Selain aktif berpolitik, lanjut Barita, ke depan KPK juga perlu diawasi oleh instrumen pengawasan. Tujuannya agar tak terjadi penyalahgunaan kewenangan oleh pimpinan KPK yang bisa membawa nama institusi sebagai lembaga penegak hukum. “Sudah saatnya KPK memikirkan hal itu. Yang tidak hanya sebatas seperti komisi etik ad hoc yang sifatnya dibentuk berdasarkan kebutuhan tapi dia permanen melakukan fungsi-fungsi pengawasan itu,” jelasnya.

Berkaitan dengan fungsi KPK di bidang penindakan, Barita mengkritik sejumlah hal terkait law enforcementyang dilakukan KPK. Kritiknya ditujukan karena beberapa waktu lalu sejumlah proses penetapan tersangka oleh KPK digugat dalam upaya praperadilan. Hal ini disebabkan karena tidak adanya profesionalitas yang dimiliki KPK khususnya bagi para pimpinan KPK.

Meskipun praperadilan merupakan hak tersangka, lanjut Barita, namun hal itu mengisyaratkan ada yang tidak tepat dari proses penetapan tersangka yang dilakukan KPK. Ia berharap, paling tidak ke depannya KPK harus profesional terutama dalam menetapkan minimal dua alat bukti sebagai dasar untuk menetapkan tersangka.

“Karena di tangan mereka ada pedang.

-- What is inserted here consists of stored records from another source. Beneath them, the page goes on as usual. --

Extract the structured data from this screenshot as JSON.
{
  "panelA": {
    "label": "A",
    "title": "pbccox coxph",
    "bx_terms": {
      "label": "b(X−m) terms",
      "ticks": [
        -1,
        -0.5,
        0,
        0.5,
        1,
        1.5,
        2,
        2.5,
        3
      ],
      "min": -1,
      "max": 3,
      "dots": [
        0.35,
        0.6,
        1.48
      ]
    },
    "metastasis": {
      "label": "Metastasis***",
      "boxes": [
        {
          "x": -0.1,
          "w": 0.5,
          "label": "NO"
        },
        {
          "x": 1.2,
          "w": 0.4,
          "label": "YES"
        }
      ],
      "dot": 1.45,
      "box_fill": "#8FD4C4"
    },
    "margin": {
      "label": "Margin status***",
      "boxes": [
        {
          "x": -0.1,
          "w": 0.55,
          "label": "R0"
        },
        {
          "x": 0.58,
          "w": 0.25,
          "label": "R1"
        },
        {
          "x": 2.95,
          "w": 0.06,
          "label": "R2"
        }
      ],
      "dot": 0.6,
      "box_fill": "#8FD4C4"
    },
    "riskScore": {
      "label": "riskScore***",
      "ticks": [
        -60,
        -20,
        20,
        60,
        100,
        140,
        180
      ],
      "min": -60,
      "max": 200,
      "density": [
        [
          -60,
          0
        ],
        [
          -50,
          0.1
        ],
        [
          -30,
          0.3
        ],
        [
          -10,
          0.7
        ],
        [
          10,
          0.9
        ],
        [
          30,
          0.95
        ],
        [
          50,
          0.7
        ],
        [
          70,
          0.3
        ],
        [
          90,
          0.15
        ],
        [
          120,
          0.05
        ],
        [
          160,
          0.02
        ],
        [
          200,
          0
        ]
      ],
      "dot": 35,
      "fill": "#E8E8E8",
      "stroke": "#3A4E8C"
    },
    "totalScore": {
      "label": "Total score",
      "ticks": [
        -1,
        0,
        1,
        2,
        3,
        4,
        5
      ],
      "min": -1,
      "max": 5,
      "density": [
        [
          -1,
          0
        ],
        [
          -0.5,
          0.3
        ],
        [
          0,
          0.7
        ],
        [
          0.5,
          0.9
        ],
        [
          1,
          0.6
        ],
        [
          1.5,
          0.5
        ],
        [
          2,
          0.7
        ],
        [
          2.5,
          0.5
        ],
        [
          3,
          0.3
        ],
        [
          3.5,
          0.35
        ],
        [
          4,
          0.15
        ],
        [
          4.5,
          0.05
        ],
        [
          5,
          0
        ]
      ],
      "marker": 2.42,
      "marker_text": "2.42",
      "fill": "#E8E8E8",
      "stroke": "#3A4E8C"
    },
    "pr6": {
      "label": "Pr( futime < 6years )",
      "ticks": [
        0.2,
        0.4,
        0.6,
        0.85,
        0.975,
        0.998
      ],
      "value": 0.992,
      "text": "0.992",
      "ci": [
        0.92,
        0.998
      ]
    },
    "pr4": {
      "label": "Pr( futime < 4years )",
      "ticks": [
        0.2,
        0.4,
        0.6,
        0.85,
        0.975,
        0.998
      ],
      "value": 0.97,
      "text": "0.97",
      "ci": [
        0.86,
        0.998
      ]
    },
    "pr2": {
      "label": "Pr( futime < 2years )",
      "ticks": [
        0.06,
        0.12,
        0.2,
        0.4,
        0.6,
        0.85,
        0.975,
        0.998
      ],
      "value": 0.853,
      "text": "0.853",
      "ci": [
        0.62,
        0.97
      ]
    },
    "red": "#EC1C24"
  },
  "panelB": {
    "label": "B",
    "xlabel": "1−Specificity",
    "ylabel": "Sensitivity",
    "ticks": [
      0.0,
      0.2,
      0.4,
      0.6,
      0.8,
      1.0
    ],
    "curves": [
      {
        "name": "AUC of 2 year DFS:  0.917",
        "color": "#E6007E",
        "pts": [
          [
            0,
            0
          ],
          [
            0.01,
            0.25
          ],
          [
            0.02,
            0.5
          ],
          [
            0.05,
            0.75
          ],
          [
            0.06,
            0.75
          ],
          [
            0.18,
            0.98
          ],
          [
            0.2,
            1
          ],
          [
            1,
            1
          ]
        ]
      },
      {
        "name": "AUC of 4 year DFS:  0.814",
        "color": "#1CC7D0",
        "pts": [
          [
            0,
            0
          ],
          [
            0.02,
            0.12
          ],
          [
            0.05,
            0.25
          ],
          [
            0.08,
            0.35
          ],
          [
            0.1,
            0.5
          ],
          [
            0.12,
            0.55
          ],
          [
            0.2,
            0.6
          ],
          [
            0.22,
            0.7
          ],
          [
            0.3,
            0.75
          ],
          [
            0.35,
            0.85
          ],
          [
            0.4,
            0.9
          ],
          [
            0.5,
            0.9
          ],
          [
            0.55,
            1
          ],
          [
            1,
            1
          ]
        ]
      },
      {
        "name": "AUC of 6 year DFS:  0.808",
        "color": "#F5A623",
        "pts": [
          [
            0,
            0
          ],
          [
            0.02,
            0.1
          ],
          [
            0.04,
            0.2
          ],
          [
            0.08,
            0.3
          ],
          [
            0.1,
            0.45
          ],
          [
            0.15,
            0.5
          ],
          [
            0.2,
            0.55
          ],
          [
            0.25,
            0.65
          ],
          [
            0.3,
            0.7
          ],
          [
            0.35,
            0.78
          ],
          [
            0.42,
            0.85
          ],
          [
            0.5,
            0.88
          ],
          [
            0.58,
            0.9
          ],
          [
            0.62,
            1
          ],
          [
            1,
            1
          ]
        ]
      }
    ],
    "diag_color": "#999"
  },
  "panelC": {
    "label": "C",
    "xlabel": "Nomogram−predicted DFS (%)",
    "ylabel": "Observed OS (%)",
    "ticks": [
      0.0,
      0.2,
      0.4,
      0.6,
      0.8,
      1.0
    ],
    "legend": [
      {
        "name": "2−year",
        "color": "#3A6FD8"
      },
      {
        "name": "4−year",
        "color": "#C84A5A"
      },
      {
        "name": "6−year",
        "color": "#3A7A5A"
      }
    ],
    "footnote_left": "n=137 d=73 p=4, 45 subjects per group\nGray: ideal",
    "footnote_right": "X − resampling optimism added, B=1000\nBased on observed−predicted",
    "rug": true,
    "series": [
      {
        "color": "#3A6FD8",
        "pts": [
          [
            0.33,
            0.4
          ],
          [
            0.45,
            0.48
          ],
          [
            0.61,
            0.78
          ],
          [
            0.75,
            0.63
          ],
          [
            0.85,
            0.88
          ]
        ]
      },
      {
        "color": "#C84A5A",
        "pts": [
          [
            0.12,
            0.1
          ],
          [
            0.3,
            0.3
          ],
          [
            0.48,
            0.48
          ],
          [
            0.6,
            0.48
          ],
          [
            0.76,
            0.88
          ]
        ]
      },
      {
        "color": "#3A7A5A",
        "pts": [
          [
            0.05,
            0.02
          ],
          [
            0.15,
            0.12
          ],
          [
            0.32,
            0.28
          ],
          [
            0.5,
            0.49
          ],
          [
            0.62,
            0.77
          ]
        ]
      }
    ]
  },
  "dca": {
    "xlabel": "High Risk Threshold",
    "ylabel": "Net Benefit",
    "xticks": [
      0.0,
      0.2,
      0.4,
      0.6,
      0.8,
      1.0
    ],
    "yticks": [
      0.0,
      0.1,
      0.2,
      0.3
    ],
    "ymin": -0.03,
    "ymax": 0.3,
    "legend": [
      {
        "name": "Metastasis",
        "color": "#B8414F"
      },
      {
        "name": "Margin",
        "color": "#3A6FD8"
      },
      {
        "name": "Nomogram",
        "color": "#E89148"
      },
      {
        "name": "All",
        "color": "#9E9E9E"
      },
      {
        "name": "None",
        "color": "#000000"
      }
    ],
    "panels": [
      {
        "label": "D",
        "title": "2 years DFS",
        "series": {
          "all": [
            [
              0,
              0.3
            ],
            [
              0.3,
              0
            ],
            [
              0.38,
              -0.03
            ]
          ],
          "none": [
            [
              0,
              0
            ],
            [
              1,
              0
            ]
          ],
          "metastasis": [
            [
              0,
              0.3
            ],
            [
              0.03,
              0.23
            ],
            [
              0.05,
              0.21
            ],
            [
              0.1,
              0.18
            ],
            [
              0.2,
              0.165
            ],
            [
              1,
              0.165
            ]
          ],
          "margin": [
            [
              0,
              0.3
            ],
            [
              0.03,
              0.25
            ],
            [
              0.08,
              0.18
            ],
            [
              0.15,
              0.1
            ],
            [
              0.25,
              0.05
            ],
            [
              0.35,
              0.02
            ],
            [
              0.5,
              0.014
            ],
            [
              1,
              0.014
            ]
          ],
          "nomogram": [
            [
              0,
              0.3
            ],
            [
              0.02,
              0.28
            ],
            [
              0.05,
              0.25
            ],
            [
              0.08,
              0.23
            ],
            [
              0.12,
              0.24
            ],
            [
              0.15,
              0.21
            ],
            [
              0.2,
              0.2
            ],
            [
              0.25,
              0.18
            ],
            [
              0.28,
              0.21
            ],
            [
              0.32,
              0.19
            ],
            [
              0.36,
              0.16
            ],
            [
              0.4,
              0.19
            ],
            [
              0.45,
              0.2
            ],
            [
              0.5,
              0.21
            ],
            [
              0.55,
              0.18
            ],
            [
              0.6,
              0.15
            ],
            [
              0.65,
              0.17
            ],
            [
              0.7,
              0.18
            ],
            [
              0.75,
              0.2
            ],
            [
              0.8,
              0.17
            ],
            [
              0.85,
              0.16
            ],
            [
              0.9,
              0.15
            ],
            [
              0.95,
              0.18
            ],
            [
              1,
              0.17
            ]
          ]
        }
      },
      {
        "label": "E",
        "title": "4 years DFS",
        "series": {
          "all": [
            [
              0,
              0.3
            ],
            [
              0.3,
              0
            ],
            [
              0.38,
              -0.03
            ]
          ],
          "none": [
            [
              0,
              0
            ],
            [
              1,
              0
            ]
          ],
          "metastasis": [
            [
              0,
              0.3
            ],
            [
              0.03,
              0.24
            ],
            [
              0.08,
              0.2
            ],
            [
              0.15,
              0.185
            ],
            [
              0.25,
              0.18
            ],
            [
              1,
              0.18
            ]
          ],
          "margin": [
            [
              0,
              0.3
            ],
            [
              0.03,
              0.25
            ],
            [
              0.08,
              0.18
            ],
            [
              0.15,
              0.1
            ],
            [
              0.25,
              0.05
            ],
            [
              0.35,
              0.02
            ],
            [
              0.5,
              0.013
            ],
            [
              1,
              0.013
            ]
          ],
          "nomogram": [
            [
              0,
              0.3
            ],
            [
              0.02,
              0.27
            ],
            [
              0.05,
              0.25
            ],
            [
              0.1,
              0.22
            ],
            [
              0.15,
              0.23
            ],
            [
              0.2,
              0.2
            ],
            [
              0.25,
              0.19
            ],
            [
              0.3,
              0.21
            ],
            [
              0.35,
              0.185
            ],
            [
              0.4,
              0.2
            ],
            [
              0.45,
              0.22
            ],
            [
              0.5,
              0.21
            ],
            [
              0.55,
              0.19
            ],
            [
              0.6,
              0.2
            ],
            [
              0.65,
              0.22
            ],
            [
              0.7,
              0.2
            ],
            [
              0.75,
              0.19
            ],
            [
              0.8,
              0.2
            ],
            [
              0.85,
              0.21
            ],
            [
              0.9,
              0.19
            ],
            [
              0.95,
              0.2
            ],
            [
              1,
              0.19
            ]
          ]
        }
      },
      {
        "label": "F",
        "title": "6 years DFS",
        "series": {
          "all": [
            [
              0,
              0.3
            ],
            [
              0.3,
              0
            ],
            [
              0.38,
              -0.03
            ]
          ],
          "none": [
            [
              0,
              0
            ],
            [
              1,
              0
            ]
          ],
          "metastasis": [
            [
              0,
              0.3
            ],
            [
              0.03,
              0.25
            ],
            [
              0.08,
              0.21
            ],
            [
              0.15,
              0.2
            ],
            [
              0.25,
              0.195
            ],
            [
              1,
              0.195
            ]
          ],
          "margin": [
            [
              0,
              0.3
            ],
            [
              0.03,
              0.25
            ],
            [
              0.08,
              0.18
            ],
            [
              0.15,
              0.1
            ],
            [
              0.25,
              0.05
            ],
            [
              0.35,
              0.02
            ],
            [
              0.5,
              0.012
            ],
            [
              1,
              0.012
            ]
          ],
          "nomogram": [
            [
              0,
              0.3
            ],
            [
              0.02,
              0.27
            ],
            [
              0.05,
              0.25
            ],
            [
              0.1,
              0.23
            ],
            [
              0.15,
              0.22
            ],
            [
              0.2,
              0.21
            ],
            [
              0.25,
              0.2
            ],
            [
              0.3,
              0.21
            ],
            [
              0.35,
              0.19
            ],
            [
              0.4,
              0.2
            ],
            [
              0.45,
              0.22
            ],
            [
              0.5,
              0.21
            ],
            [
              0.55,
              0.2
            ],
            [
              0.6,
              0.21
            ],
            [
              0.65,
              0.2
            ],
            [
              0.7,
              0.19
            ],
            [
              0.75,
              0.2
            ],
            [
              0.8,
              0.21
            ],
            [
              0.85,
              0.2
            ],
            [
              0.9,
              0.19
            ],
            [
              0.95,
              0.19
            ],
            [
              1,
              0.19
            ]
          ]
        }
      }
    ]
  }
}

Ada pedang untuk menumpas kejahatan sekaligus menunjukan target atau ambisi,” imbuhnya.

Tak hanya itu, untuk mengurangi potensi adanya gugatan praperadilan, Barita menambahkan, perlu ada standar operasional prosedur (SOP) yang diperbaharui dan diperkuat. Lebih lanjut dia berpesan agar KPK dalam bekerja tidak merekayasa proses penegakan hukum terutama berkaitan dengan penetapan dua alat bukti.

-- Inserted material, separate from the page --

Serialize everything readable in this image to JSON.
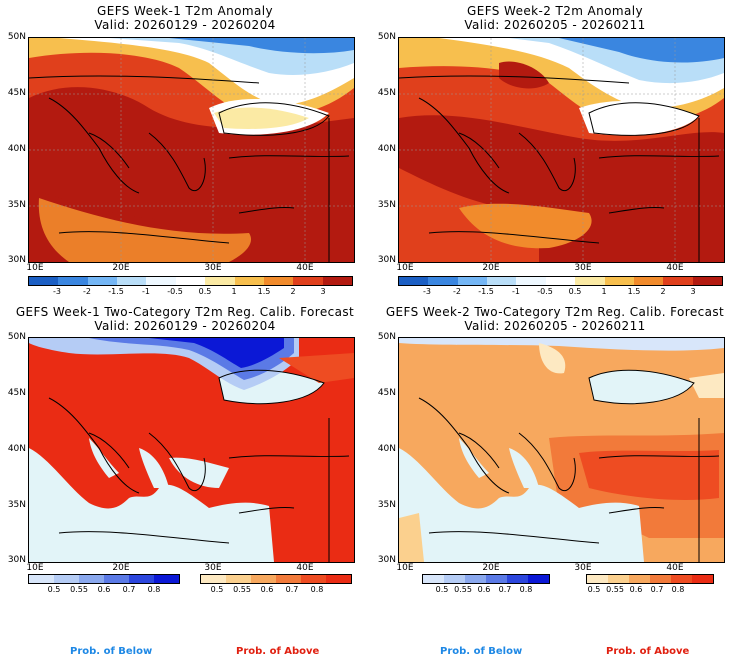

Di tempat yang sama, Koordinator Bantuan Hukum YLBHI Julius Ibrani menilai delapan capim yang lolos ke tahap fit and proper testadalah calon yang terbaik. Meskipun ada sejumlah catatan dari YLBHI, namun catatan itu minim. Menurutnya, catatan itu berkaitan dengan adanya capim yang tak melaporkan LHKPN serta capim yang tak mengetahui kalau KPK bisa mengangkat penyidik independen.

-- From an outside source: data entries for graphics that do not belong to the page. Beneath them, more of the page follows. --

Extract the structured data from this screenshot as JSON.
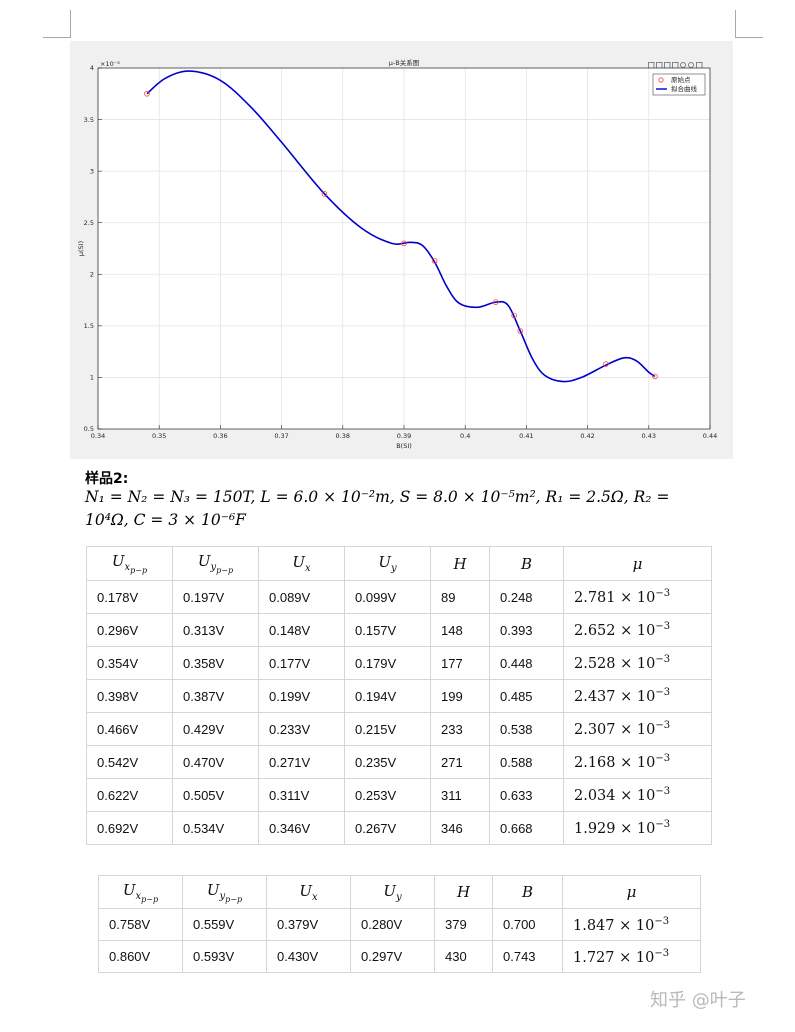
{
  "figure": {
    "title": "μ-B关系图",
    "xlabel": "B(SI)",
    "ylabel": "μ(SI)",
    "y_exponent": "×10⁻³",
    "legend": [
      "原始点",
      "拟合曲线"
    ],
    "colors": {
      "curve": "#0000cc",
      "points": "#ff4040"
    }
  },
  "chart_data": {
    "type": "scatter",
    "title": "μ-B关系图",
    "xlabel": "B(SI)",
    "ylabel": "μ(SI)",
    "xlim": [
      0.34,
      0.44
    ],
    "ylim": [
      0.5,
      4
    ],
    "y_scale_note": "×10⁻³",
    "grid": true,
    "legend_position": "top-right",
    "x_ticks": [
      "0.34",
      "0.35",
      "0.36",
      "0.37",
      "0.38",
      "0.39",
      "0.4",
      "0.41",
      "0.42",
      "0.43",
      "0.44"
    ],
    "y_ticks": [
      "0.5",
      "1",
      "1.5",
      "2",
      "2.5",
      "3",
      "3.5",
      "4"
    ],
    "series": [
      {
        "name": "原始点",
        "style": "markers",
        "x": [
          0.348,
          0.377,
          0.39,
          0.395,
          0.405,
          0.408,
          0.409,
          0.423,
          0.431
        ],
        "y": [
          3.75,
          2.78,
          2.3,
          2.13,
          1.73,
          1.6,
          1.45,
          1.13,
          1.01
        ]
      },
      {
        "name": "拟合曲线",
        "style": "line",
        "x": [
          0.348,
          0.351,
          0.355,
          0.36,
          0.365,
          0.37,
          0.377,
          0.383,
          0.388,
          0.391,
          0.393,
          0.395,
          0.397,
          0.399,
          0.402,
          0.405,
          0.407,
          0.409,
          0.411,
          0.413,
          0.416,
          0.419,
          0.423,
          0.426,
          0.428,
          0.43,
          0.431
        ],
        "y": [
          3.75,
          3.9,
          3.97,
          3.88,
          3.62,
          3.28,
          2.78,
          2.45,
          2.3,
          2.31,
          2.28,
          2.12,
          1.88,
          1.72,
          1.68,
          1.73,
          1.7,
          1.45,
          1.18,
          1.02,
          0.96,
          1.0,
          1.12,
          1.19,
          1.16,
          1.05,
          1.01
        ]
      }
    ]
  },
  "sample": {
    "title": "样品2:",
    "formula_line1": {
      "n": "N₁ = N₂ = N₃ = 150T,",
      "l": "L = 6.0 × 10⁻²m,",
      "s": "S = 8.0 × 10⁻⁵m²,",
      "r1": "R₁ = 2.5Ω,",
      "r2": "R₂ ="
    },
    "formula_line2": "10⁴Ω, C = 3 × 10⁻⁶F"
  },
  "table1": {
    "rows": [
      [
        "0.178V",
        "0.197V",
        "0.089V",
        "0.099V",
        "89",
        "0.248",
        "2.781",
        "−3"
      ],
      [
        "0.296V",
        "0.313V",
        "0.148V",
        "0.157V",
        "148",
        "0.393",
        "2.652",
        "−3"
      ],
      [
        "0.354V",
        "0.358V",
        "0.177V",
        "0.179V",
        "177",
        "0.448",
        "2.528",
        "−3"
      ],
      [
        "0.398V",
        "0.387V",
        "0.199V",
        "0.194V",
        "199",
        "0.485",
        "2.437",
        "−3"
      ],
      [
        "0.466V",
        "0.429V",
        "0.233V",
        "0.215V",
        "233",
        "0.538",
        "2.307",
        "−3"
      ],
      [
        "0.542V",
        "0.470V",
        "0.271V",
        "0.235V",
        "271",
        "0.588",
        "2.168",
        "−3"
      ],
      [
        "0.622V",
        "0.505V",
        "0.311V",
        "0.253V",
        "311",
        "0.633",
        "2.034",
        "−3"
      ],
      [
        "0.692V",
        "0.534V",
        "0.346V",
        "0.267V",
        "346",
        "0.668",
        "1.929",
        "−3"
      ]
    ]
  },
  "table2": {
    "rows": [
      [
        "0.758V",
        "0.559V",
        "0.379V",
        "0.280V",
        "379",
        "0.700",
        "1.847",
        "−3"
      ],
      [
        "0.860V",
        "0.593V",
        "0.430V",
        "0.297V",
        "430",
        "0.743",
        "1.727",
        "−3"
      ]
    ]
  },
  "headers": {
    "ux": "U",
    "ux_sub": "x",
    "ux_subsub": "p−p",
    "uy": "U",
    "uy_sub": "y",
    "uy_subsub": "p−p",
    "ux2": "U",
    "ux2_sub": "x",
    "uy2": "U",
    "uy2_sub": "y",
    "h": "H",
    "b": "B",
    "mu": "μ",
    "times10": "× 10"
  },
  "watermark": "知乎 @叶子"
}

Meski begitu, Julius masih punya harapan kalau ke depan KPK akan bekerja semakin baik dalam pemberantasan korupsi. Kini, bola penentuan pimpinan KPK ada di DPR. Namun ia khawatir jika DPR tidak menggunakan metode seleksi dan wawancara yang digunakan oleh pansel KPK. “Senayan tidak pakai metode yang diterapkan pansel KPK,” pungkasnya.